Identes Turbinenpaar
Das Krafthaus baute man unterhalb der Landstraße bei Biel und oberhalb des Mündungsbereichs des Walibaches. Es befindet sich immer noch auf einer beträchtlichen Höhe von 1.290 m ü.d.M. Zwecks Integration in die alpine Landschaft wurde das Gebäude halb unterirdisch angelegt und fügt sich somit dezent in das Landschaftsbild ein. Auch in punkto Lärmemission weist diese Bauweise erhebliche Vorteile auf. Bei den inneren Werten setzten die Betreiber auf ein identes Maschinenpaar aus dem Hause Troyer AG. Mit den Niedrigwassermengen ging es sich gerade noch aus, dass zwei baugleiche Turbinen verwendet werden können.

„Dies ist vor allem in Hinsicht auf den Unterhalt von Vorteil. So ist keine doppelte Ersatzteillagerung nötig“, so Eiting.

Die Durchflussmenge beider Turbinen beträgt je 265 l/s. Bei einer Netto Fallhöhe von  772 m und einer Turbinenleistung von jeweils 1.810 kW erwarten die Betreiber eine Jahresarbeit von 12 GWh. Zwei Synchron-Generatoren aus dem Hause Hitzinger mit einer Leistung von jeweils 2.300 kVA sind direkt an die Turbinen angeschlossen und arbeiten mit 1.000 Upm. Im November 2013 konnten die Bauarbeiten schließlich erfolgreich abgeschlossen werden und die Anlage in den Testbetrieb übergehen.

„Aufgrund der problemlosen Verlegung der Rohre konnten die zuerst veranschlagten Kosten von ca. 15 Mio. CHF mit einer Endabrechnung von 13,5 Mio. CHF unterschritten werden“, zeigte sich Eiting sehr erfreut.

Der Probebetrieb verlief ohne größere Probleme, jedoch bemerkte man eine erhöhte Abnutzung der Laufradbecher. So wurde entschieden, dass man diese nachträglich noch beschichten lässt. Hier zeigte sich bereits der Vorteil des identen Maschinenpaares. Da nur ein Ersatzrad nötig ist, können Kosten eingespart und der Betrieb der Anlage ohne größere Unterbrechungen aufrecht erhalten bleiben.

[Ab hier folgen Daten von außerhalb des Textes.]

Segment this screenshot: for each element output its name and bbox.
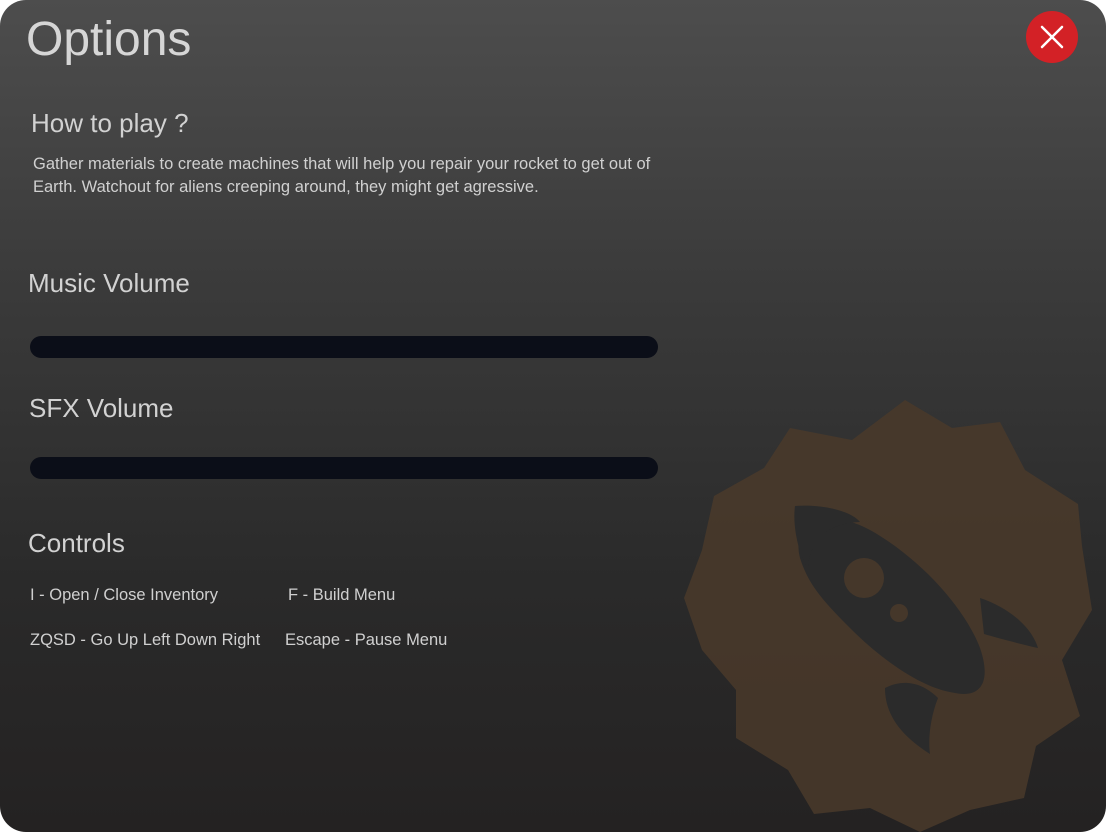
- rocket-window-large: [844, 558, 884, 598]
- how-to-play-text: Gather materials to create machines that…: [33, 155, 651, 196]
- options-panel: Options How to play ? Gather materials t…: [0, 0, 1106, 832]
- control-pause-menu: Escape - Pause Menu: [285, 631, 448, 649]
- control-movement: ZQSD - Go Up Left Down Right: [30, 631, 261, 649]
- close-icon: [1040, 25, 1064, 49]
- controls-heading: Controls: [28, 528, 125, 558]
- page-title: Options: [26, 13, 192, 66]
- sfx-volume-label: SFX Volume: [29, 393, 174, 423]
- sfx-volume-slider[interactable]: [30, 457, 658, 479]
- control-build-menu: F - Build Menu: [288, 586, 396, 604]
- close-button[interactable]: [1026, 11, 1078, 63]
- rocket-gear-emblem-icon: [684, 400, 1092, 832]
- how-to-play-heading: How to play ?: [31, 108, 189, 138]
- control-inventory: I - Open / Close Inventory: [30, 586, 219, 604]
- rocket-window-small: [890, 604, 908, 622]
- music-volume-slider[interactable]: [30, 336, 658, 358]
- music-volume-label: Music Volume: [28, 268, 190, 298]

Ökologische Ausgleichsmaßnahmen
Grundsätzlich ist der Walibach aufgrund seiner extremen Neigung und Fließgeschwindigkeit kein natürliches Fischgewässer. Im Mündungsbereich wird der Walibach jedoch mit Besatzfisch als Fischereigewässer genützt. Deshalb wurde mit den Umweltverbänden vereinbart, die Fischdurchgängigkeit vom Mündungsbereich bis zur Rückgabestelle am Krafthaus zu gewährleisten. Hier sorgten Sedimentablagerungen für eine natürliche Schwelle, welche die Fische nicht überwinden können. Deshalb wurde eine Trockenrinne als Bypass angelegt.

Als weitere ökologische Ausgleichsmaßnahme wird das Auenschutzgebiet im Mündungsbereich aufgewertet. An der Umsetzung dieser wird derzeit noch gearbeitet. Die offizielle Eröffnung des Kraftwerkes erfolgte am 30. Mai 2014.